Calls on Congress to Investigate This Breach of Responsibility to the Flying Public

Buffalo, New York- October 25, 2011 – In the midst of an aviation safety crusade that has encompassed over forty trips to Washington to fight for stronger standards and oversight of regional airlines, the ‘Families of Continental Flight 3407’ lashed out at Colgan Air over the release of internal company email correspondence that once again brought the training credentials of Flight 3407’s pilot into question. Kevin Kuwik, who lost his thirty-year-old girlfriend Lorin Maurer in the crash, and is not party to any legal action against Colgan or Pinnacle, issued the following statement calling on Congress to investigate why Colgan was not completely forthcoming in initially providing this documentation to NTSB investigators over two-and-a-half years ago:

“Once again, Friday’s email revelation ripped open old wounds for myself and all of us, as we are once again reminded that this tragedy was very preventable on the part of Colgan Air, and that Lorin and every other victim that night should still be brightening our lives each and every day. No matter how hard Colgan may try to lay this squarely at the feet of the crew and their actions that night, we have learned that Colgan’s approach to training and safety prior to the crash certainly left a lot to be desired, and this revelation is just one more unfortunate example of that.

“For over two years now, I and other members of our group have dedicated ourselves to the cause of ensuring that our flying public has a true ‘One Level of Safety’, and that the likes of Colgan and Pinnacle, and all of our nation’s regional airlines, make the same commitment to, and investment in safety and training as their parent carriers do. Critical to this process was the NTSB investigation in the months immediately following the crash, which exposed many of the safety deficiencies on the part of Colgan/Pinnacle, and led to numerous safety recommendations, Congressional hearings, and ultimately the signing into law of P.L. 111-216, ‘The Airline Safety and Federal Aviation Administration Extension Act of 2010,’ which has been called the most significant piece of aviation safety legislation in the last fifty years.

“In investigating accidents like Flight 3407, the NTSB utilizes a party process, which is heavily reliant on the airlines, manufacturers, and pilot associations that are involved in such a catastrophe. We have nothing but praise for the NTSB’s yeoman efforts in completing this thorough investigation and final report in less than a year, which has given tremendous impetus to our efforts to achieve much-needed reforms with our nation’s regional airlines. And yet we must not lose sight of the fact that a process like this can certainly call into question the motives of these participating parties who have so much at stake in what the ultimate findings of the investigation are and the determinations that are made in regard to the probable and contributing causes.
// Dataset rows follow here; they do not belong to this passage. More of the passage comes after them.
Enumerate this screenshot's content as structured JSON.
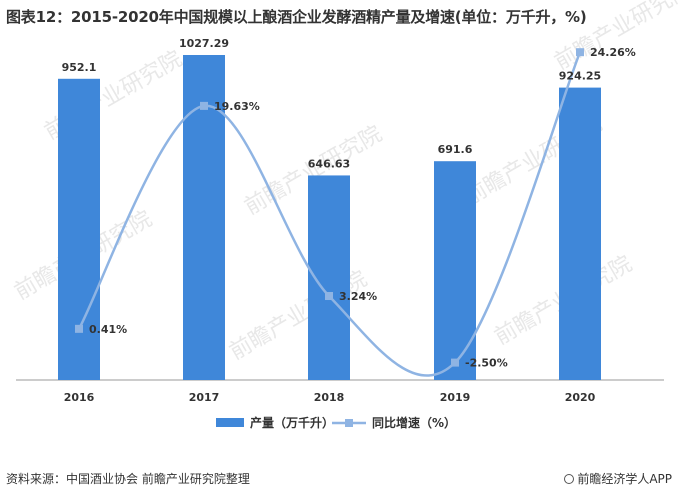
{
  "title": "图表12：2015-2020年中国规模以上酿酒企业发酵酒精产量及增速(单位：万千升，%)",
  "source": "资料来源：中国酒业协会 前瞻产业研究院整理",
  "brand": "前瞻经济学人APP",
  "watermark": "前瞻产业研究院",
  "colors": {
    "bar": "#3F87D9",
    "line": "#8FB4E3",
    "axis": "#999999",
    "text": "#333333"
  },
  "chart_data": {
    "type": "bar",
    "categories": [
      "2016",
      "2017",
      "2018",
      "2019",
      "2020"
    ],
    "series": [
      {
        "name": "产量（万千升）",
        "type": "bar",
        "values": [
          952.1,
          1027.29,
          646.63,
          691.6,
          924.25
        ],
        "labels": [
          "952.1",
          "1027.29",
          "646.63",
          "691.6",
          "924.25"
        ]
      },
      {
        "name": "同比增速（%）",
        "type": "line",
        "smooth": true,
        "values": [
          0.41,
          19.63,
          3.24,
          -2.5,
          24.26
        ],
        "labels": [
          "0.41%",
          "19.63%",
          "3.24%",
          "-2.50%",
          "24.26%"
        ]
      }
    ],
    "y_left": [
      0,
      1100
    ],
    "y_right": [
      -4,
      26
    ],
    "legend": "bottom"
  }
}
“However, regardless of what is at stake in such an investigation, the number one obligation of each and every involved party must be its responsibility to the flying public, and to the cause of ensuring that every possible safety lesson is learned from such a tragedy. And so I find it absolutely inexcusable that Colgan Air did not provide this documentation to the NTSB as part of its initial study of why this crash occurred; certainly the process by which the captain was initially ruled out for upgrade to the Q-400 and then seemingly fast-tracked such a short time later warranted thorough discussion and cross-examination at the NTSB’s public hearing in May 2009, and this email likely would have driven that effort. In an industry where there are dynamics of economic challenges, frequent management-labor tension, and forecasted pilot shortages in the future, these internal Colgan deliberations would have certainly spotlighted the issue of how all airlines, particularly regional airlines, screen and select pilots for upgrades. There can be no disagreement over the fact that occupying the left seat in the highly-sophisticated airplanes of today, with human lives entrusted to one’s care, is a privilege and not a right.
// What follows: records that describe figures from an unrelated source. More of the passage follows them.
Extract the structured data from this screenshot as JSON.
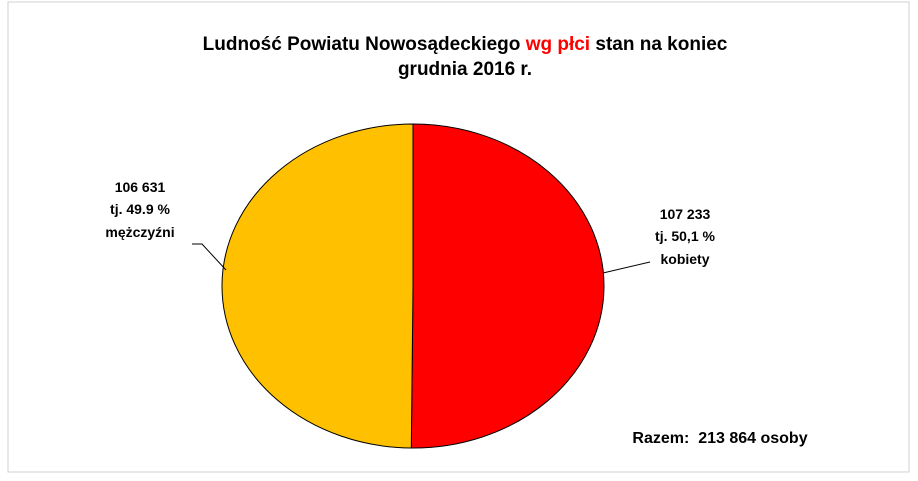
{
  "chart_data": {
    "type": "pie",
    "title": {
      "line1": [
        {
          "text": "Ludność Powiatu Nowosądeckiego",
          "color": "#000000"
        },
        {
          "text": "wg płci",
          "color": "#ff0000"
        },
        {
          "text": "stan na koniec",
          "color": "#000000"
        }
      ],
      "line2": "grudnia 2016 r."
    },
    "categories": [
      "kobiety",
      "mężczyźni"
    ],
    "values": [
      107233,
      106631
    ],
    "value_labels": [
      "107 233",
      "106 631"
    ],
    "percent_labels": [
      "tj. 50,1 %",
      "tj. 49.9 %"
    ],
    "colors": [
      "#ff0000",
      "#ffc000"
    ],
    "total_label": "Razem:  213 864 osoby"
  }
}
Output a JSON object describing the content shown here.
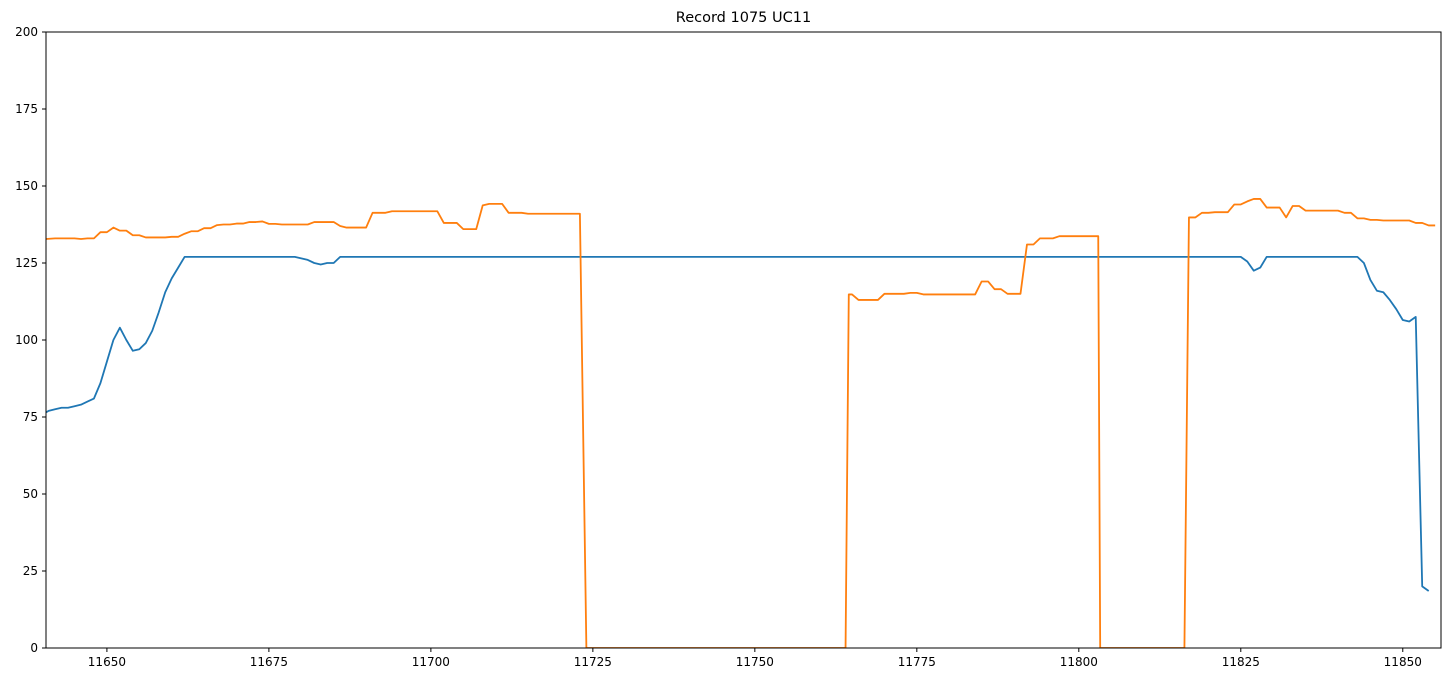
{
  "chart_data": {
    "type": "line",
    "title": "Record 1075 UC11",
    "xlabel": "",
    "ylabel": "",
    "xlim": [
      11640.6,
      11855.9
    ],
    "ylim": [
      0,
      200
    ],
    "xticks": [
      11650,
      11675,
      11700,
      11725,
      11750,
      11775,
      11800,
      11825,
      11850
    ],
    "yticks": [
      0,
      25,
      50,
      75,
      100,
      125,
      150,
      175,
      200
    ],
    "grid": false,
    "legend": "none",
    "colors": [
      "#1f77b4",
      "#ff7f0e"
    ],
    "series": [
      {
        "points": [
          [
            11640.6,
            76.5
          ],
          [
            11641,
            77
          ],
          [
            11642,
            77.5
          ],
          [
            11643,
            78
          ],
          [
            11644,
            78
          ],
          [
            11645,
            78.5
          ],
          [
            11646,
            79
          ],
          [
            11647,
            80
          ],
          [
            11648,
            81
          ],
          [
            11649,
            86
          ],
          [
            11650,
            93
          ],
          [
            11651,
            100
          ],
          [
            11652,
            104
          ],
          [
            11653,
            100
          ],
          [
            11654,
            96.5
          ],
          [
            11655,
            97
          ],
          [
            11656,
            99
          ],
          [
            11657,
            103
          ],
          [
            11658,
            109
          ],
          [
            11659,
            115.5
          ],
          [
            11660,
            120
          ],
          [
            11661,
            123.5
          ],
          [
            11662,
            127
          ],
          [
            11679,
            127
          ],
          [
            11680,
            126.5
          ],
          [
            11681,
            126
          ],
          [
            11682,
            125
          ],
          [
            11683,
            124.5
          ],
          [
            11684,
            125
          ],
          [
            11685,
            125
          ],
          [
            11686,
            127
          ],
          [
            11825,
            127
          ],
          [
            11826,
            125.5
          ],
          [
            11827,
            122.5
          ],
          [
            11828,
            123.5
          ],
          [
            11829,
            127
          ],
          [
            11843,
            127
          ],
          [
            11844,
            125
          ],
          [
            11845,
            119.5
          ],
          [
            11846,
            116
          ],
          [
            11847,
            115.5
          ],
          [
            11848,
            113
          ],
          [
            11849,
            110
          ],
          [
            11850,
            106.5
          ],
          [
            11851,
            106
          ],
          [
            11852,
            107.5
          ],
          [
            11853,
            20
          ],
          [
            11854,
            18.5
          ]
        ]
      },
      {
        "points": [
          [
            11640.6,
            132.8
          ],
          [
            11642,
            133
          ],
          [
            11644,
            133
          ],
          [
            11645,
            133
          ],
          [
            11646,
            132.8
          ],
          [
            11647,
            133
          ],
          [
            11648,
            133
          ],
          [
            11649,
            135
          ],
          [
            11650,
            135
          ],
          [
            11651,
            136.5
          ],
          [
            11652,
            135.5
          ],
          [
            11653,
            135.5
          ],
          [
            11654,
            134
          ],
          [
            11655,
            134
          ],
          [
            11656,
            133.3
          ],
          [
            11657,
            133.3
          ],
          [
            11658,
            133.3
          ],
          [
            11659,
            133.3
          ],
          [
            11660,
            133.5
          ],
          [
            11661,
            133.5
          ],
          [
            11662,
            134.5
          ],
          [
            11663,
            135.3
          ],
          [
            11664,
            135.3
          ],
          [
            11665,
            136.3
          ],
          [
            11666,
            136.3
          ],
          [
            11667,
            137.3
          ],
          [
            11668,
            137.5
          ],
          [
            11669,
            137.5
          ],
          [
            11670,
            137.8
          ],
          [
            11671,
            137.8
          ],
          [
            11672,
            138.3
          ],
          [
            11673,
            138.3
          ],
          [
            11674,
            138.5
          ],
          [
            11675,
            137.7
          ],
          [
            11676,
            137.7
          ],
          [
            11677,
            137.5
          ],
          [
            11678,
            137.5
          ],
          [
            11679,
            137.5
          ],
          [
            11680,
            137.5
          ],
          [
            11681,
            137.5
          ],
          [
            11682,
            138.3
          ],
          [
            11683,
            138.3
          ],
          [
            11684,
            138.3
          ],
          [
            11685,
            138.3
          ],
          [
            11686,
            137
          ],
          [
            11687,
            136.5
          ],
          [
            11688,
            136.5
          ],
          [
            11689,
            136.5
          ],
          [
            11690,
            136.5
          ],
          [
            11691,
            141.3
          ],
          [
            11692,
            141.3
          ],
          [
            11693,
            141.3
          ],
          [
            11694,
            141.8
          ],
          [
            11695,
            141.8
          ],
          [
            11701,
            141.8
          ],
          [
            11702,
            138
          ],
          [
            11703,
            138
          ],
          [
            11704,
            138
          ],
          [
            11705,
            136
          ],
          [
            11706,
            136
          ],
          [
            11707,
            136
          ],
          [
            11708,
            143.7
          ],
          [
            11709,
            144.2
          ],
          [
            11710,
            144.2
          ],
          [
            11711,
            144.2
          ],
          [
            11712,
            141.3
          ],
          [
            11713,
            141.3
          ],
          [
            11714,
            141.3
          ],
          [
            11715,
            141
          ],
          [
            11723,
            141
          ],
          [
            11724,
            0
          ],
          [
            11764,
            0
          ],
          [
            11764.5,
            114.8
          ],
          [
            11765,
            114.8
          ],
          [
            11766,
            113
          ],
          [
            11767,
            113
          ],
          [
            11768,
            113
          ],
          [
            11769,
            113
          ],
          [
            11770,
            115
          ],
          [
            11771,
            115
          ],
          [
            11772,
            115
          ],
          [
            11773,
            115
          ],
          [
            11774,
            115.3
          ],
          [
            11775,
            115.3
          ],
          [
            11776,
            114.8
          ],
          [
            11784,
            114.8
          ],
          [
            11785,
            119
          ],
          [
            11786,
            119
          ],
          [
            11787,
            116.5
          ],
          [
            11788,
            116.5
          ],
          [
            11789,
            115
          ],
          [
            11790,
            115
          ],
          [
            11791,
            115
          ],
          [
            11792,
            131
          ],
          [
            11793,
            131
          ],
          [
            11794,
            133
          ],
          [
            11795,
            133
          ],
          [
            11796,
            133
          ],
          [
            11797,
            133.7
          ],
          [
            11798,
            133.7
          ],
          [
            11803,
            133.7
          ],
          [
            11803.3,
            0
          ],
          [
            11816.3,
            0
          ],
          [
            11817,
            139.8
          ],
          [
            11818,
            139.8
          ],
          [
            11819,
            141.3
          ],
          [
            11820,
            141.3
          ],
          [
            11821,
            141.5
          ],
          [
            11822,
            141.5
          ],
          [
            11823,
            141.5
          ],
          [
            11824,
            144
          ],
          [
            11825,
            144
          ],
          [
            11826,
            145
          ],
          [
            11827,
            145.8
          ],
          [
            11828,
            145.8
          ],
          [
            11829,
            143
          ],
          [
            11830,
            143
          ],
          [
            11831,
            143
          ],
          [
            11832,
            139.8
          ],
          [
            11833,
            143.5
          ],
          [
            11834,
            143.5
          ],
          [
            11835,
            142
          ],
          [
            11840,
            142
          ],
          [
            11841,
            141.3
          ],
          [
            11842,
            141.3
          ],
          [
            11843,
            139.5
          ],
          [
            11844,
            139.5
          ],
          [
            11845,
            139
          ],
          [
            11846,
            139
          ],
          [
            11847,
            138.8
          ],
          [
            11851,
            138.8
          ],
          [
            11852,
            138
          ],
          [
            11853,
            138
          ],
          [
            11854,
            137.2
          ],
          [
            11855,
            137.2
          ]
        ]
      }
    ]
  }
}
“So in the interest of being forward-looking and attempting to prevent this from happening again, I am calling on Congress, on behalf of our group and everyone else who flies, to get to the bottom of this egregious breach of responsibility in regards to the NTSB’s investigation process. We cannot have involved parties suppressing valuable information for over two-and-a-half years and preventing the NTSB from fully doing its job. I find it to be an insult to the memory of Lorin and everyone else who perished that night, and a blatant disregard for the American flying public, for Colgan and Pinnacle to put the avoidance of legal responsibility ahead of being completely transparent so that every possible critical safety lesson can be learned. It is too late for each and every one of us who has suffered a terrible loss, but we remain completely dedicated to doing everything in our power to prevent this tragedy from ever happening again.”